Ridgeway looked at the blonde, nodding with approval. “Good taste,” he said, then turned to face Winter. “Poor boy thinks too much with his little head instead of his big one.”
“A wine glass and a woman’s ass,” Winter quoted the maxim that every policeman had been told since time immemorial. Those were the two things that would get a cop into more trouble than anything else. He wondered if they told the women officers something similar. Or if they had to.

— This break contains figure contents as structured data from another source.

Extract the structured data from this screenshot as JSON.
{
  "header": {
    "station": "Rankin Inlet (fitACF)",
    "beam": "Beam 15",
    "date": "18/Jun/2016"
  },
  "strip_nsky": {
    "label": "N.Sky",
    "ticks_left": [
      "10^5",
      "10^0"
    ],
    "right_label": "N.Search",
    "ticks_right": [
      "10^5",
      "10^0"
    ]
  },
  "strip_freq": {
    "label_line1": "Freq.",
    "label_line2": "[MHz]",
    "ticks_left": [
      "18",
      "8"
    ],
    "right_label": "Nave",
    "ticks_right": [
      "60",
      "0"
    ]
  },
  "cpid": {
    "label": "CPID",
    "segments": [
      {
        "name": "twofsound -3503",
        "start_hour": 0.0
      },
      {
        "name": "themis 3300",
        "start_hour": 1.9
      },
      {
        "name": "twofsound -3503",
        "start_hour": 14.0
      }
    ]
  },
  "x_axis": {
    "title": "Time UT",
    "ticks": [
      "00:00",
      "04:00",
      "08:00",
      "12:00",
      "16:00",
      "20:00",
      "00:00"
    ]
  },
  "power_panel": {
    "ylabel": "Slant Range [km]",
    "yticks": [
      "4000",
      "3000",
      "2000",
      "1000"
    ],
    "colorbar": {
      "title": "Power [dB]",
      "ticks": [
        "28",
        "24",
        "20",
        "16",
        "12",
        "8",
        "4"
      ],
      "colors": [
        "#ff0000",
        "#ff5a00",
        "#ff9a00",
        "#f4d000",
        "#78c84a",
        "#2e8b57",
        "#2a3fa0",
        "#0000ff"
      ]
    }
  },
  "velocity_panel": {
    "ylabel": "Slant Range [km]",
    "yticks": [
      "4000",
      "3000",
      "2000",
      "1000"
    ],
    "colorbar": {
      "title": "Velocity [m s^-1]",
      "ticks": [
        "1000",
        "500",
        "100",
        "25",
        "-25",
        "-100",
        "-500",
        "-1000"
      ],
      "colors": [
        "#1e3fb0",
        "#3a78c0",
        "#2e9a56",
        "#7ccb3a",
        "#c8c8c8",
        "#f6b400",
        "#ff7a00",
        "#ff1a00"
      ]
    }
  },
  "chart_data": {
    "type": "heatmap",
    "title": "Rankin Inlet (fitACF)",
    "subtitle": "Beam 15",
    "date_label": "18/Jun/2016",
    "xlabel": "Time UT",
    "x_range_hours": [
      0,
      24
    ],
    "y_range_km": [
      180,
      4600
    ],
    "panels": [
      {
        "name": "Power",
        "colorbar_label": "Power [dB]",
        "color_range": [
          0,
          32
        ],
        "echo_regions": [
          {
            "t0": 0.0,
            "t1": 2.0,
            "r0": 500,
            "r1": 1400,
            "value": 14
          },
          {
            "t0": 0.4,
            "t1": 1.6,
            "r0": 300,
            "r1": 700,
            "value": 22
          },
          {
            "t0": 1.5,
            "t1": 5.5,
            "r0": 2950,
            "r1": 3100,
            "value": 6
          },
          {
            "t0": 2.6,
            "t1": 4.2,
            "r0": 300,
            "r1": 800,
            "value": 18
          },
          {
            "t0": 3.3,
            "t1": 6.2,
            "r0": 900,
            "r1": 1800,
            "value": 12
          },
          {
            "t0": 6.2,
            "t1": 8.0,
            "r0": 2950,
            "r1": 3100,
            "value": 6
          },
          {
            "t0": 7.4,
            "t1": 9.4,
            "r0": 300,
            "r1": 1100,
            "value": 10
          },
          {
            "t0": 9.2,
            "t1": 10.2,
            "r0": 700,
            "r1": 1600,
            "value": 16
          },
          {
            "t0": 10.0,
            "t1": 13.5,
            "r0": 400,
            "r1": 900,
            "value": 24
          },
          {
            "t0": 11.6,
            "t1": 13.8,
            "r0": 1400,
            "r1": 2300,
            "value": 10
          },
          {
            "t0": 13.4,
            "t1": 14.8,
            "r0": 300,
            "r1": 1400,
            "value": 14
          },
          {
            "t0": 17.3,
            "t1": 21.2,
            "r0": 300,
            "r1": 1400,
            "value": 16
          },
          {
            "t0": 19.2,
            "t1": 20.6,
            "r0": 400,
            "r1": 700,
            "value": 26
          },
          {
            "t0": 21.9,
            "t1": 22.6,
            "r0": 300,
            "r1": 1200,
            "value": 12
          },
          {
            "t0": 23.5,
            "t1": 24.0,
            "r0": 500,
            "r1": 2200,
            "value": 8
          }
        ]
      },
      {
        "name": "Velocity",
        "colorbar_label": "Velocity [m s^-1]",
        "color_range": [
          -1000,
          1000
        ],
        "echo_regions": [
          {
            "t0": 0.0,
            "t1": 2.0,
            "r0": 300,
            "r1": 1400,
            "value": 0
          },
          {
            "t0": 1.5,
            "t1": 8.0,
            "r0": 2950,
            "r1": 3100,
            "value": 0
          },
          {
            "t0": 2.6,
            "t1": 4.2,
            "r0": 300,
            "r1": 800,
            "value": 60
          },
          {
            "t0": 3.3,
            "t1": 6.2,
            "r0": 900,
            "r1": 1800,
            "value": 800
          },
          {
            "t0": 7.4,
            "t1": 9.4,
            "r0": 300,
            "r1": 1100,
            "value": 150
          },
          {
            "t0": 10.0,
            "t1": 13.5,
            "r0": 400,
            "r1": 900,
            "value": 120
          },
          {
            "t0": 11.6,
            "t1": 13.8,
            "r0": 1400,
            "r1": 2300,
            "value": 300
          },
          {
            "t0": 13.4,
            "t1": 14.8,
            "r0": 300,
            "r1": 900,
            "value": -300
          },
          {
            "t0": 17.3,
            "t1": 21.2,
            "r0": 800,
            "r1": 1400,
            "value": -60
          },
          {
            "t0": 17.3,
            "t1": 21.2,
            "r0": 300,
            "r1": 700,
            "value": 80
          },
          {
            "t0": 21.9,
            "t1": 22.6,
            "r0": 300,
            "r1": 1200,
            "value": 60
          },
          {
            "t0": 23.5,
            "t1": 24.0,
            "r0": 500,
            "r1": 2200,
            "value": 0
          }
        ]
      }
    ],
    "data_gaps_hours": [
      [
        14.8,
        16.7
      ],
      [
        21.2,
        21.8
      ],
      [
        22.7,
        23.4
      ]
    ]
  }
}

Winter noticed Sgt. David Poole seated at the end of the bar. He considered inviting the sergeant to join them, but the way Poole hunched over his drink and the sour look on his face told Winter he didn’t want the company. Besides, Ridgeway seemed particularly gloomy tonight and one dark mood at the table was enough for Winter.
Ridgeway drained the bottle of Budweiser. “You want a shot?” he asked Winter.
Winter shook his head.
Ridgeway shrugged. “Forget it, then. Can’t drink that shit alone.”
Winter sipped his beer, his second. Ridgeway waved to Rachel, the waitress, for his fourth. After patiently waiting for almost two hours, Winter sensed that Ridgeway was about to crack.
Ridgeway paid Rachel and sipped the beer. His eyes avoided Winter’s. “Alice is having an affair,” he announced; head down, looking at the table. “She wants a divorce.”
Winter pressed his lips together and sighed. Ridgeway’s first marriage had ended in divorce after eleven years when they both realized they hated each other. Vindictive as hell, his first wife, Cynthia, took him to the cleaners. Ridgeway was still bitter over it. Two years passed before he met Alice and things softened up. Now he and Alice had four years together. Winter guessed the problems had begun about a year ago when Alice, fourteen years younger than Ridgeway, stopped coming to platoon functions with him.